Along the Uttar Pradesh Border, buried in the by lanes of Bhowapur, is a learning centre run by Phia Foundation, for children from the rag picking community that lives in its fringes. The children come from make-shift houses, constructed on mounds on garbage, which they sort through for a living. The dumping ground is home to over 700 families that sort through the waste to recover plastic, paper and metal. Their days are filled with the pungent stench of rotting waste and the unrelenting fuzz of swarming flies. Education, to them, is not a priority – it is a luxury. But, with literacy levels so low that they can’t read signboards and bus routes, or even haggle for the right rate for the waste they recover, they’ve realised that a little education could take their children a long way.
15-year-old Gudiya is the most educated student in Phia’s three-year-old learning centre: she’s a student of class 9. She also juggles the domestic duties that comes from being the oldest unmarried girl in a family of 10. Every morning, Gudiya wakes up at 5 a.m. to take care of the family’s cooking and cleaning needs. She takes charge of the household as her mother collects garbage all day to ensure that she receives an education. “I feel responsibility towards my mother,” says Gudyia, “I wake up early and cook, so that she can take rest and wake up a little later.” After morning classes at the Government school in Delhi – housed at a distance that takes her 40 minutes to walk – she has remedial classes that follow at Phia. She spends her time learning mathematics, a subject that she struggles with, and one that almost threatened to have her held back in class 8. After her remedial lessons, Gudiya helps her mother segregate the garbage collected during the day. The selling of the collected scraps are done by her father – she and her mother have no role to play there – because, after all, gender roles dictate that men take care of economic matters, even when it is priced at Rs. 10 for a kilo of discarded plastic.

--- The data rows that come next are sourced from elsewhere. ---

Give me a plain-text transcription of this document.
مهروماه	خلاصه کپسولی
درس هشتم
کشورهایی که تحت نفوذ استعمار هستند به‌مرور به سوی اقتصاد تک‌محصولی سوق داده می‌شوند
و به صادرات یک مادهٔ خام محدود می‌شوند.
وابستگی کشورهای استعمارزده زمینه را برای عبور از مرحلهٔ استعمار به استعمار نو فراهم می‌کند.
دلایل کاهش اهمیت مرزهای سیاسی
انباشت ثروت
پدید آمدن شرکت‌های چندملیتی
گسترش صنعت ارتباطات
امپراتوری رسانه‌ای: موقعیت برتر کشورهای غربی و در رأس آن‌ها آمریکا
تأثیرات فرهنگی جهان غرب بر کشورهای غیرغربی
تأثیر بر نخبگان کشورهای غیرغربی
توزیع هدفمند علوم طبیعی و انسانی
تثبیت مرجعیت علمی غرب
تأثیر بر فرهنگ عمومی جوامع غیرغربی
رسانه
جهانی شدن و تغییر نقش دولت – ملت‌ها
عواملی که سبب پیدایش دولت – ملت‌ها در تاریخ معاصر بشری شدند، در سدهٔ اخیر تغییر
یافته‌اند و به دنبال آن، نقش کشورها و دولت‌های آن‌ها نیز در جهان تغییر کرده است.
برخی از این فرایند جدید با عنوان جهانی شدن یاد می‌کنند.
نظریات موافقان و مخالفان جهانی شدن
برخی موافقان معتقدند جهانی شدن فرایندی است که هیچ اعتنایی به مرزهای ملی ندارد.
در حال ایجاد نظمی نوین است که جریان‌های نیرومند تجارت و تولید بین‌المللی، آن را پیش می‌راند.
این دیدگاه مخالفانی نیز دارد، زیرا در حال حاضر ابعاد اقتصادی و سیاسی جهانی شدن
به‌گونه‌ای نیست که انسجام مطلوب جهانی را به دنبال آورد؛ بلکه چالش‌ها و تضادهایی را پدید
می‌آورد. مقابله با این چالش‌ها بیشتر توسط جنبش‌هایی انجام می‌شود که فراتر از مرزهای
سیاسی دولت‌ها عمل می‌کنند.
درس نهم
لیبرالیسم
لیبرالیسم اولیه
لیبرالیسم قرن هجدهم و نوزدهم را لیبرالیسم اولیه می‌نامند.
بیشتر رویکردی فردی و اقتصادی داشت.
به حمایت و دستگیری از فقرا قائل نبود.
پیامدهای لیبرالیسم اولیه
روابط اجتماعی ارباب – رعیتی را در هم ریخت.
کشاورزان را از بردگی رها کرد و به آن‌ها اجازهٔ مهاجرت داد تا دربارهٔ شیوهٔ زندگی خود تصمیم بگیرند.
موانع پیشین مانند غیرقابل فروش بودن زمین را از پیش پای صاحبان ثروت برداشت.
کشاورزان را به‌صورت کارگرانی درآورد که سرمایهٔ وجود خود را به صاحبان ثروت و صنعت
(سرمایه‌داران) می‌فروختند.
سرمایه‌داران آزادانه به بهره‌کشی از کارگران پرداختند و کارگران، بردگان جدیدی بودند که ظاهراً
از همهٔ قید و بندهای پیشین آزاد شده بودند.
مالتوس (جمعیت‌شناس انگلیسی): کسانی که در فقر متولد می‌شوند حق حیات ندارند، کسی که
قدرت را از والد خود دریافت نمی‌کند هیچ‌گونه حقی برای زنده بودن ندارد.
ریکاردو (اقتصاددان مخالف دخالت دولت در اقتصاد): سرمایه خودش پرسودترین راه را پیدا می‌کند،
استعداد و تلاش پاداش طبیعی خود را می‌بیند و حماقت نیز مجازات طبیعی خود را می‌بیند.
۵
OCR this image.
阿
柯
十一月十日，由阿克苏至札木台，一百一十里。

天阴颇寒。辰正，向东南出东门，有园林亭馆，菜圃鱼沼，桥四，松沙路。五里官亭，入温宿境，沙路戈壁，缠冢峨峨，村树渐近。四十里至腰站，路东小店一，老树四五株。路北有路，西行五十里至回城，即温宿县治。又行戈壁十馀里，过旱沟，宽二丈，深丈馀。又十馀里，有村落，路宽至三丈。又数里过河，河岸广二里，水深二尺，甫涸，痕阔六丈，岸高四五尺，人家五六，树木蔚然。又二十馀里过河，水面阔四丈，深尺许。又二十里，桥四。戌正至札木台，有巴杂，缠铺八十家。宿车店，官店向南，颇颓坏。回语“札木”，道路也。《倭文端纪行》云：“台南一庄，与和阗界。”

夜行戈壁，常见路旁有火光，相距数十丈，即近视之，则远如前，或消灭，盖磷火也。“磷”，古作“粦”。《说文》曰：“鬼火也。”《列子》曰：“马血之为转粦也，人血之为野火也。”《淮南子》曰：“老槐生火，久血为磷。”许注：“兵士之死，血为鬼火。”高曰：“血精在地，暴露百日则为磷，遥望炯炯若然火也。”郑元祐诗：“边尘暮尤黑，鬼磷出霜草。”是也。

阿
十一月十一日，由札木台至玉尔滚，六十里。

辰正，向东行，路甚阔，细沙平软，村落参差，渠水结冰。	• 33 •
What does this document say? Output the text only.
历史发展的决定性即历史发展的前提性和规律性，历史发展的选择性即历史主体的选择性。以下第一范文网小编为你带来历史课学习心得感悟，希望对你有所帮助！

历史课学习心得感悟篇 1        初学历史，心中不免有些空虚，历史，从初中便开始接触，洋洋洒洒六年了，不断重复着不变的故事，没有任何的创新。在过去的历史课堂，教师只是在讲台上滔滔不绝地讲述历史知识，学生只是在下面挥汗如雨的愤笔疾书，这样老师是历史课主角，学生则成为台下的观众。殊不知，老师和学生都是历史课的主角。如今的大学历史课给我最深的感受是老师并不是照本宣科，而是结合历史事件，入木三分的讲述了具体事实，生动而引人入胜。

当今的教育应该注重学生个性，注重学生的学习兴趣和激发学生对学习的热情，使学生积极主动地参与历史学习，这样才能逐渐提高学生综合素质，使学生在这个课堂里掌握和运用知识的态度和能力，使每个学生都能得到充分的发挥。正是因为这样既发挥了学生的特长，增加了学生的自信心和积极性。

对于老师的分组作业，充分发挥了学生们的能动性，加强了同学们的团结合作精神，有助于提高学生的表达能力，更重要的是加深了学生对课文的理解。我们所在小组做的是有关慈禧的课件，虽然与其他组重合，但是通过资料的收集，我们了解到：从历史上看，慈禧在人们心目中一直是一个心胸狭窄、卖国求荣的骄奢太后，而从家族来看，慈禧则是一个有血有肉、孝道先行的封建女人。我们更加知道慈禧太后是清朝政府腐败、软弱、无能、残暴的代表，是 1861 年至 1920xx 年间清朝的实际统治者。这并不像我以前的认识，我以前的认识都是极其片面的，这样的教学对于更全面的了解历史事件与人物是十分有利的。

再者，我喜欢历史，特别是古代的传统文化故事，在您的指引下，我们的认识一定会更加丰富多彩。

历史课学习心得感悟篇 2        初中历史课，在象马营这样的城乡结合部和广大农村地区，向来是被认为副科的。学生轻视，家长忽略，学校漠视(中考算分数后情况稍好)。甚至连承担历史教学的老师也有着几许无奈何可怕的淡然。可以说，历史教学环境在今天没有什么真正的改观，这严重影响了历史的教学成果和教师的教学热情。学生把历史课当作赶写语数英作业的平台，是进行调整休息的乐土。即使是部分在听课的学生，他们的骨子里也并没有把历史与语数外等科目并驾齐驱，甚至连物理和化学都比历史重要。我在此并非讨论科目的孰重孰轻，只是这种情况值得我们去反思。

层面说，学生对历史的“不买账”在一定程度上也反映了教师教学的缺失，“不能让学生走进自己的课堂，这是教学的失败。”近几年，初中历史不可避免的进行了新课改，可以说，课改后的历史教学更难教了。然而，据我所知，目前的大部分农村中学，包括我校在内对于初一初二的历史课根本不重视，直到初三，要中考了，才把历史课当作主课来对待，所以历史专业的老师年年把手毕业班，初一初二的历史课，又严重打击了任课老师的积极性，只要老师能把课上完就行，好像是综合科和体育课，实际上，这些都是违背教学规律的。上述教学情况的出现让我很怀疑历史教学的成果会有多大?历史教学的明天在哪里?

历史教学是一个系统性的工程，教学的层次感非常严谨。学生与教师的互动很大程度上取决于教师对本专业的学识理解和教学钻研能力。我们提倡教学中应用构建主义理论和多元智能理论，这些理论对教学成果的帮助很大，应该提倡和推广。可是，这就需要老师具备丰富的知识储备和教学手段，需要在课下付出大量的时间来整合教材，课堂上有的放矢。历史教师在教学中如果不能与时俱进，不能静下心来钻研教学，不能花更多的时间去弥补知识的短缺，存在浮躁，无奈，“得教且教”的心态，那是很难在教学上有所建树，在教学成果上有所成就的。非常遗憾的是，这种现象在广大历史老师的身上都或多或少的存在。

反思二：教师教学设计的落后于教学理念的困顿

Once Gudiya gets home by 8 p.m., she helps her younger sister with washing clothes and cooking dinner. At 11, she goes to bed, set to repeat this cycle the following day. Ask Gudiya if she’s happy with her life and she hesitates. She fumbles to find the right words before she finally says, “I want to make some changes in my life. I don’t want to collect garbage for money.” But despite Gudiya’s mother working longer hours to ensure she stays in school, debilitating poverty proves to be a big barrier for the dreams of Gudiya and the children she studies with. Yet, she’s hopeful: “My parents want me to get married when I finish class XII – girls my age are already getting married in the community – but I want to become a teacher. That way, I can tell children about my journey, and then, they will also come forward and pursue education.”